In an outtake from Dylan’s Eat the Document, Lennon and Dylan, drunk or stoned, have a conversation in the back of a cab. The transcription of the outtake opens with Dylan, in parentheses, “(peering out of a rainy window as the great car rumbles down the road).” Six minutes into the scene, Lennon asks Dylan, “Do you know Ralph Donner? He’s another great one.” Dylan replies, “No, I only know the lesser known ones.”
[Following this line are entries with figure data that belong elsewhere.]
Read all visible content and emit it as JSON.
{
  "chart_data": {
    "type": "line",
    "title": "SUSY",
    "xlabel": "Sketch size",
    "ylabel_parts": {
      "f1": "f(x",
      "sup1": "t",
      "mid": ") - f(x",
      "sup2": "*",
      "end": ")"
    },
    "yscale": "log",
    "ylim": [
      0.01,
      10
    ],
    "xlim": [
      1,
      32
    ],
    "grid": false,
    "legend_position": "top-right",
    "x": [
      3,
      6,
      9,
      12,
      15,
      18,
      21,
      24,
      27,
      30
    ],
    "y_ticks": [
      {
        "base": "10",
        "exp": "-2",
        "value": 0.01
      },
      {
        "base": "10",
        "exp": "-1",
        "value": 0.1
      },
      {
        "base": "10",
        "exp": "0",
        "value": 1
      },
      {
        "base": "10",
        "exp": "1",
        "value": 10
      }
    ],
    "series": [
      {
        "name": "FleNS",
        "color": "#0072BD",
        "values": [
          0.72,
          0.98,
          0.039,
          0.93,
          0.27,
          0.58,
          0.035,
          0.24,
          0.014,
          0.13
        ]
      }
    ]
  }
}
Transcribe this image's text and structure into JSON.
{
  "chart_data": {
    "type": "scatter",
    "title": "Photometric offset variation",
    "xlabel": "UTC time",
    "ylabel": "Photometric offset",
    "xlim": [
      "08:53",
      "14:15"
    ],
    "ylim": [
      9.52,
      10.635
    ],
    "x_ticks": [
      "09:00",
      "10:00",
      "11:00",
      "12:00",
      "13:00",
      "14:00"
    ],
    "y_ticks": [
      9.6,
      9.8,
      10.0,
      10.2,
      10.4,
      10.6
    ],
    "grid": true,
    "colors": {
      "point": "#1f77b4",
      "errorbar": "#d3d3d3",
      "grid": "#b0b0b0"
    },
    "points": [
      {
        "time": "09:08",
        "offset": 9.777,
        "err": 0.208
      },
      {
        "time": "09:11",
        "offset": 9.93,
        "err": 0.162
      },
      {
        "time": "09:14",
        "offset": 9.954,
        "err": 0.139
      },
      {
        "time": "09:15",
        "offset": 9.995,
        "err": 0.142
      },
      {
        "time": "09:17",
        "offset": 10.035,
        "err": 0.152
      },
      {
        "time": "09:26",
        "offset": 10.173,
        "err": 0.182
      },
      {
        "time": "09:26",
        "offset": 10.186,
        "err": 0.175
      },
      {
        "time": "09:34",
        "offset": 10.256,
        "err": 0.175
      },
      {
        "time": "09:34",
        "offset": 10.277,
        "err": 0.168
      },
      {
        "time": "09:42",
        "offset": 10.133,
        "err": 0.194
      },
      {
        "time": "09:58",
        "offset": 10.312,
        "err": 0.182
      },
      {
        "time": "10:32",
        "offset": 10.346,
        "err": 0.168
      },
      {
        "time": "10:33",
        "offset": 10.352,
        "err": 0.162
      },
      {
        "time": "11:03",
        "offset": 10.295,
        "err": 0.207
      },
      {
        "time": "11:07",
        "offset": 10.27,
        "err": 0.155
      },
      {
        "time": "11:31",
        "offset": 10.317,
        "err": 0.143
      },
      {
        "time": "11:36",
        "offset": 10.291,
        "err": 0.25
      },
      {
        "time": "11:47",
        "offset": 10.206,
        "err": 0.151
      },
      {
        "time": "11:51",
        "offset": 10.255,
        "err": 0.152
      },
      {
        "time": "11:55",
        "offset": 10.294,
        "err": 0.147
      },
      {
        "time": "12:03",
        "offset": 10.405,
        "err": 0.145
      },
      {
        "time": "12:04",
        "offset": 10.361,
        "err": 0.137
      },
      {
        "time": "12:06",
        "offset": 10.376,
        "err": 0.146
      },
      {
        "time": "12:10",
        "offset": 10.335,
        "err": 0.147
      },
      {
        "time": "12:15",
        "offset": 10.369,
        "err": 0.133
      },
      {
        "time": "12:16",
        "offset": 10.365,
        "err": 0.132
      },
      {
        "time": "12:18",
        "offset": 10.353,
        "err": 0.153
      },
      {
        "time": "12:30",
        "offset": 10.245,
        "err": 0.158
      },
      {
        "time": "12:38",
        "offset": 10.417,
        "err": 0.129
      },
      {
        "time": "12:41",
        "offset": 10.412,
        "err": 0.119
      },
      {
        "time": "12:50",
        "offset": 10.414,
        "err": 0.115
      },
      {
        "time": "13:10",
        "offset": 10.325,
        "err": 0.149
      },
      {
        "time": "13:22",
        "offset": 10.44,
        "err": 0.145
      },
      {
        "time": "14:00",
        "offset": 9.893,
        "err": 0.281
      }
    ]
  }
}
This conversation, like Theme Time Radio Hour, also opens a window into “Dylan’s brain.” His affinity for songs with parentheses in their titles seems similar to his comment here, filmed decades earlier, about knowing the lesser over the greater. Parentheses place the lesser alongside the greater.

The BM Rant’s top ten doesn’t include any Dylan titles. He definitely has some good ones, though. My favorite is “It’s Alright Ma (I’m Only Bleeding).” There’s no mention of the title’s parenthetical phrase in the song itself. Maybe he owns up to this trick in the song when he directs us to not “fear if you hear/A foreign sound to your ear/It’s alright, Ma, I’m only sighing.” The “bleeding” in the title is abandoned for “sighing”–a “foreign sound” the title doesn’t lead us to expect. But the deserted phrase’s bitter, sarcastic sentiment bleeds through the disillusionment he sings about, parenthetically.